This article is part of a Chronicle. See more from this Chronicle
Edward Schwartz, Jul 28, 2014
The cola wars. The Apple “I’m a PC” ads. “Miller Lite Has More Taste Than Bud Light.” For as long as there have been advertisements and marketing, companies have been favorably comparing their products and services to those of their competitors and sometimes engaging in outright disparagement in doing so. Not infrequently, the aggrieved company shifts the field of battle from the marketplace to the courthouse, as when DirectTV sued Dish, and when AT&T sued Verizon, alleging that the defendant crossed the line by relying on falsities to damage the plaintiff’s reputation.

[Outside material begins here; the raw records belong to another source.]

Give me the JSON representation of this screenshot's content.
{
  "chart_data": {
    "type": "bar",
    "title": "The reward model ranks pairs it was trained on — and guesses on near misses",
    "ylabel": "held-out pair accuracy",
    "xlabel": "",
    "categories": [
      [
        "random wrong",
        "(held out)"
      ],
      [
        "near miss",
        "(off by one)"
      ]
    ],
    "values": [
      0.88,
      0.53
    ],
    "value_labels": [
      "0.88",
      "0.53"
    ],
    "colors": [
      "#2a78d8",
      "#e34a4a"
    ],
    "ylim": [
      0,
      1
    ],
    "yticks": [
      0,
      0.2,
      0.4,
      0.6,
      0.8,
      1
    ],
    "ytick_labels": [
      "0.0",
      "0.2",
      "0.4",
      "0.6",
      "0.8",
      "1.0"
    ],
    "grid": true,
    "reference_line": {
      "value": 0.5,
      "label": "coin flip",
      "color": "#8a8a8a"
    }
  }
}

Plaintiffs sometimes bring such cases under the Sherman Act, alleging that the defendant’s conduct harmed not only the plaintiff’s reputation but competition as well. However, the courts’ reluctance to bless antitrust claims predicated upon tortious conduct has frustrated the efforts of most plaintiffs bringing such claims. As a result, plaintiffs have more often turned to another statute that was intended to “protect persons engaged in . . . [interstate] commerce against unfair competition”: Lanham Act Section 43(a), which in relevant part prohibits unfair competition in the form of “false or misleading description of fact, or false and misleading representation of fact” that “misrepresents the nature, characteristics, qualities, or geographic origin of [a company’s] or another person’s goods, services, or commercial activities.”
In two cases decided this term, the Court both adopted an expansive view of Lanham Act standing and removed a potential defense to Lanham Act liability that had previously been available to companies in some regulated industries. These two cases will undoubtedly cause more companies to seek judicial protection from the marketing slings and arrows of their competitors and others.